Ready for manufacturers

With a founding team having decades of experience in the semiconductor industry, CoolSem’s design has been ideated to fit existing manufacturing flows. The process is designed to be implemented at the wafer level, meaning that the innovative thermal stack can be applied to many devices in parallel, rather than chip by chip. 

This choice gives WaLTIS® a path to scale without requiring device-to-device assembly or chip redesigns. For manufacturers, this is a crucial aspect: the best thermal solution is not very useful if it cannot survive the realities of semiconductor production.

From lab to industry 

In its first year of operation, CoolSem has assembled a team, secured pre-seed funding from deep tech investors, and begun engaging with potential partners across the semiconductor and photonics ecosystem. 

The company has moved past the initial laboratory proof-of-concept. The team is currently conducting a second technology validation run to demonstrate performance, repeatability, and manufacturability at the wafer level. 

In parallel, CoolSem is in active discussions with companies in photonics, radiofrequency (RF) devices, power electronics, and other target markets to identify the strongest pilot opportunities. “Our goal is to demonstrate WaLTIS® on partner wafers or representative test vehicles where thermal performance is a critical bottleneck,” says Heersink. 

Achieving this early validation will be key.

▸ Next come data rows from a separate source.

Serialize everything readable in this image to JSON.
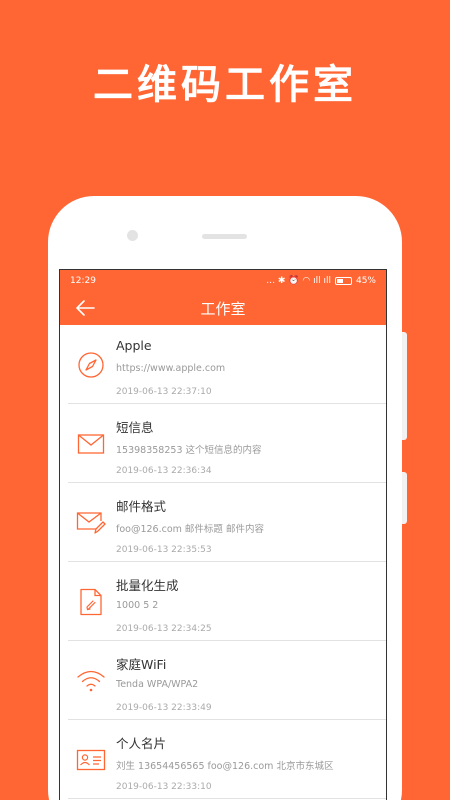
{
  "promo": {
    "title": "二维码工作室"
  },
  "status_bar": {
    "time": "12:29",
    "icons": "… ✱ ⏰ ◠ ıll ıll",
    "battery": "45%",
    "battery_level": 0.45
  },
  "header": {
    "title": "工作室",
    "back_icon": "back-arrow-icon"
  },
  "colors": {
    "accent": "#FF6633",
    "icon": "#FF6633",
    "divider": "#E2E2E2"
  },
  "records": [
    {
      "icon": "compass-icon",
      "title": "Apple",
      "content": "https://www.apple.com",
      "time": "2019-06-13 22:37:10"
    },
    {
      "icon": "envelope-icon",
      "title": "短信息",
      "content": "15398358253 这个短信息的内容",
      "time": "2019-06-13 22:36:34"
    },
    {
      "icon": "mail-edit-icon",
      "title": "邮件格式",
      "content": "foo@126.com 邮件标题 邮件内容",
      "time": "2019-06-13 22:35:53"
    },
    {
      "icon": "document-icon",
      "title": "批量化生成",
      "content": "1000 5 2",
      "time": "2019-06-13 22:34:25"
    },
    {
      "icon": "wifi-icon",
      "title": "家庭WiFi",
      "content": "Tenda WPA/WPA2",
      "time": "2019-06-13 22:33:49"
    },
    {
      "icon": "contact-card-icon",
      "title": "个人名片",
      "content": "刘生 13654456565 foo@126.com 北京市东城区",
      "time": "2019-06-13 22:33:10"
    }
  ]
}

The technology sits in a part of the semiconductor value chain where adoption decisions are highly evidence-driven. Companies considering a new semiconductor process need hard data before they commit engineering resources, qualification time, and capital.

G&A Awards 2026
Series

G&A Awards 2026

Every year, we award 10 rising startups based in the Brainport region. In this series, you can get to know this year's winners better.

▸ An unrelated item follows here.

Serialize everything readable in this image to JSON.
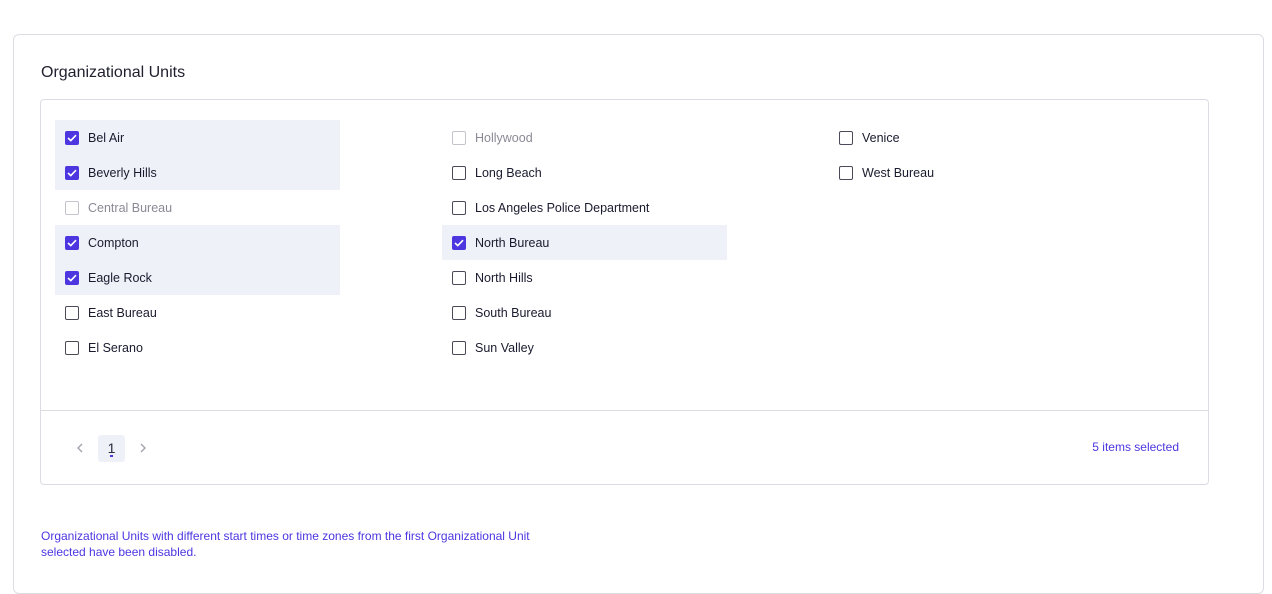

A valuable ecosystem to tap into 

For a startup operating in the semiconductor industry, being in Brainport is a great advantage. “For an early-stage deep-tech company, this ecosystem is extremely valuable. Building a semiconductor-related company requires more than strong technology. It requires access to specialized knowledge, industrial partners, patient capital, and trusted networks that understand the long development and qualification cycles in this industry,” says the co-founder.

All of these elements can be found in Brainport. The support and the network of organizations such as PhotonDelta, Brabant Startup Fonds, and Brightmove have been instrumental in CoolSem’s first months. The presence of Eindhoven University of Technology has also been helpful, as was the access to the Rabobank Innovation Loan, which supported early technology development. 

Global ambitions 

The next phase calls for access to strategic industry partners, relevant pilot opportunities, and growth capital. “In short, we are looking for the right partners and resources to turn strong technical potential into industrial proof points,” underscores Heersink. 

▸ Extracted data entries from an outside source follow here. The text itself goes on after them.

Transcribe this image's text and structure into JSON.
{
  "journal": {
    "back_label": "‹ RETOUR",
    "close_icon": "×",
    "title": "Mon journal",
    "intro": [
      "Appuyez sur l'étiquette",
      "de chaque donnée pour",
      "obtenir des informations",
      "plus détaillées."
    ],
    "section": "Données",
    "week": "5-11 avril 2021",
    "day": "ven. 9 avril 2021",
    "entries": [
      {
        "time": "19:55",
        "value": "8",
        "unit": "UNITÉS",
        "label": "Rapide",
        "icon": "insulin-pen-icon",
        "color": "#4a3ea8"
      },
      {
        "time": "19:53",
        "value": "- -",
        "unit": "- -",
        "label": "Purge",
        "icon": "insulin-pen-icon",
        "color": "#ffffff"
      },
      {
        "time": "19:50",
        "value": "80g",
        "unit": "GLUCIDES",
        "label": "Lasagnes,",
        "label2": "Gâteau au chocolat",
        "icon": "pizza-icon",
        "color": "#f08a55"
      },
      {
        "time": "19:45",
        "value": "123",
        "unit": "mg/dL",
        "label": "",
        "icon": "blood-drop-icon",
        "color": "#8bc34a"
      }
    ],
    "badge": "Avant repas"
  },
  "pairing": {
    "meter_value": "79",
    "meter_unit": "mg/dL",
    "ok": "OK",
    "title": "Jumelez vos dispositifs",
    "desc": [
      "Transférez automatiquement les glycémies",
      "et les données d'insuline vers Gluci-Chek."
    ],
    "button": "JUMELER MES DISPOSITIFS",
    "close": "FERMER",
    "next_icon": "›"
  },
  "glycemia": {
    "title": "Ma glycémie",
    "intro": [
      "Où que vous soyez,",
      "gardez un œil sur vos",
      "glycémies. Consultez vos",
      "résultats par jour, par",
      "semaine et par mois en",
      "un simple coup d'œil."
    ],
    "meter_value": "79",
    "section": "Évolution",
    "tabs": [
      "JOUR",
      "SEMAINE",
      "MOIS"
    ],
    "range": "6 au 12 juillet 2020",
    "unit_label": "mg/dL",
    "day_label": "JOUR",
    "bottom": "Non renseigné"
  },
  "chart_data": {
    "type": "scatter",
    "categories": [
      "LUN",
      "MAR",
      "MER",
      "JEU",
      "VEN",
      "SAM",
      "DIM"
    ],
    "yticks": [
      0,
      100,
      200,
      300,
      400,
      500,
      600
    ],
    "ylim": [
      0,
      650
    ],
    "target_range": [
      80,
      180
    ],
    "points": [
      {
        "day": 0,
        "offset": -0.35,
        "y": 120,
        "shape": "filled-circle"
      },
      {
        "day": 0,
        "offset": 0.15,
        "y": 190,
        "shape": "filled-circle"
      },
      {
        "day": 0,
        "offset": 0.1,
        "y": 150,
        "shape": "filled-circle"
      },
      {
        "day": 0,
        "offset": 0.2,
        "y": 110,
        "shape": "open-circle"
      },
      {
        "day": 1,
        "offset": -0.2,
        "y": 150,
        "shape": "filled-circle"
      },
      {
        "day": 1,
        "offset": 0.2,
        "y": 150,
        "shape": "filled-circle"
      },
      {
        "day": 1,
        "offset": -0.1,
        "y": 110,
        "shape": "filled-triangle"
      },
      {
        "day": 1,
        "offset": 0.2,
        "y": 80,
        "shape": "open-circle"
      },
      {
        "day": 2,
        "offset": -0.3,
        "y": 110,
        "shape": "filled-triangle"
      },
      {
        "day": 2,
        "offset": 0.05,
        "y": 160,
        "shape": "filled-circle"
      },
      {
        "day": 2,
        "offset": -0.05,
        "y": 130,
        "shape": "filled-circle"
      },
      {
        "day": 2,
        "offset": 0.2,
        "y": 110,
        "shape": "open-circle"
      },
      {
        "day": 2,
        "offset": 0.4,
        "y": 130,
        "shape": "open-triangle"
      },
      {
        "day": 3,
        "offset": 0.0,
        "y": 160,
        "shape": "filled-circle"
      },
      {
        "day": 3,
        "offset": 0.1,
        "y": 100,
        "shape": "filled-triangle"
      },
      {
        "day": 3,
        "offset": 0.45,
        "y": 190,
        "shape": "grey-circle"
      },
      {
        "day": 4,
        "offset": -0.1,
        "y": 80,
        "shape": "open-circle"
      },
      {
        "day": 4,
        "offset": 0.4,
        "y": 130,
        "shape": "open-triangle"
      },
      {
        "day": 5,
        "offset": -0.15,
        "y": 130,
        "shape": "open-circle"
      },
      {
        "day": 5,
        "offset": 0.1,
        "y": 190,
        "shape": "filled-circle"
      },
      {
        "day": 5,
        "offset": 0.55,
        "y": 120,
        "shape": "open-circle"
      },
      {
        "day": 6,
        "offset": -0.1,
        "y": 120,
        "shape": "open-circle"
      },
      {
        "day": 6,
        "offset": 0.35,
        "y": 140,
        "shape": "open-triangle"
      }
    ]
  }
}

Should the pilots prove successful, CoolSem has even bigger ambitions, targeting advanced AI infrastructure and advanced computer systems. In these markets, thermal management is increasingly becoming a first-order design constraint.

If successful, CoolSem could turn chip cooling from a packaging afterthought into a core enabling technology for next-generation semiconductor and photonic devices. As AI and high-performance computing push hardware to its thermal limits, solving heat at the wafer level may become one of the industry's next decisive advantages.